フェチらぶ〜再会した紳士な俺様社長にビジ婚を強いられたはずが、世界一幸せな愛され妻になりました〜
とんでもない羞恥に見舞われ、穂乃香はどうにかなってしまいそうだ。
それなのに、この後、穂乃香はさらなる窮地に追い込まれる羽目になる。
全身を真っ赤に染め上げ、ふるふると身体を慄かせる穂乃香の痴態を目の当たりにした奏の姿が、正面の鏡に映し出されてしまったのだ。
刹那、奏の視線とかち合ってしまう。
羞恥に堪えかねどこかに逃げようにも、ここは浴室だ。叶うわけがない。
なにより、奏に背後からしっかりとホールドされてしまっているのだ。抜け出せるはずもない。
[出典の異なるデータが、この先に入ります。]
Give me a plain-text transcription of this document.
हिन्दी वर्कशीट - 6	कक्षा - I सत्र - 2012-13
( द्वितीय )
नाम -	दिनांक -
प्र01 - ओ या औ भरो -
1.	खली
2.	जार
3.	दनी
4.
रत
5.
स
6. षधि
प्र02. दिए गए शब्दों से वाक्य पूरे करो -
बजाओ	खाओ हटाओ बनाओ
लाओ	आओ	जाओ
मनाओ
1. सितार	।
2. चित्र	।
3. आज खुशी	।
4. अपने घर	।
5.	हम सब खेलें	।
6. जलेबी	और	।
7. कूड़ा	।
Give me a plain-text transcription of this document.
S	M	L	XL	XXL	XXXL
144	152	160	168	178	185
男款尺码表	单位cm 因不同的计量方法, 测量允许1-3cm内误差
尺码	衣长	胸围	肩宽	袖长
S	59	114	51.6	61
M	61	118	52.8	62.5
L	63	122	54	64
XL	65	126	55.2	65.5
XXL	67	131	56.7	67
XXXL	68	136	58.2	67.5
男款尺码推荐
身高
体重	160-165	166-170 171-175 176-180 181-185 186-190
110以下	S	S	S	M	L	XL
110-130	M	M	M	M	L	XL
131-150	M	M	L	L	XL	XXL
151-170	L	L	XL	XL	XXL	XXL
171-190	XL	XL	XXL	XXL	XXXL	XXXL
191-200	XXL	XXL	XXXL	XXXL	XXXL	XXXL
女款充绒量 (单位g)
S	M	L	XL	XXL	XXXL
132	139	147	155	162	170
穂乃香は、その場で全身を竦ませることしかできないでいる。
そんな穂乃香の様子を見遣ると、相好を崩した奏が鏡越しではなく、背後から穂乃香の顔を覗き込んでくる。
もちろん、甘やかな声音での攻め立ても忘れない。
「今夜の穂乃香は、本当に可愛くて堪らないな。感度もいつにも増して敏感になっているようだし。なにより、表情が扇情的でどうにも煽られて仕方がない。お強請りするようにヒクついているココに舌を捩じ込んで、愛蜜が尽きるまで舐め啜ってしまいたいぐらいだよ」
だがそれは、穂乃香の羞恥を煽るのが目的ではなく、奏の本音だったようだ。
そうとも知らず、穂乃香は羞恥を煽られなおも全身を紅潮させて、身を竦ませることしかできない。
穂乃香は羞恥に塗れながらも、言葉攻めに満足した奏が早く行為に集中してくれることを願っていた。
奏は言い切る直前、自身の欲望を叶えるかのように、泥濘んだ場所へと一気に指を根元まで沈めこんだ。
「ーーひッ、やぁん……!」
たちまち穂乃香の身体は強烈な愉悦に貫かれ、軽く達してしまう。
全身をガクガクさせた穂乃香はバランスを崩し、そのままその場に崩れ落ちてしまいそうになる。
それをすんでのところで防いだ奏に、あっという間に身体を抱き上げられ、驚き目を剥くことしかできない穂乃香には抗う術などない。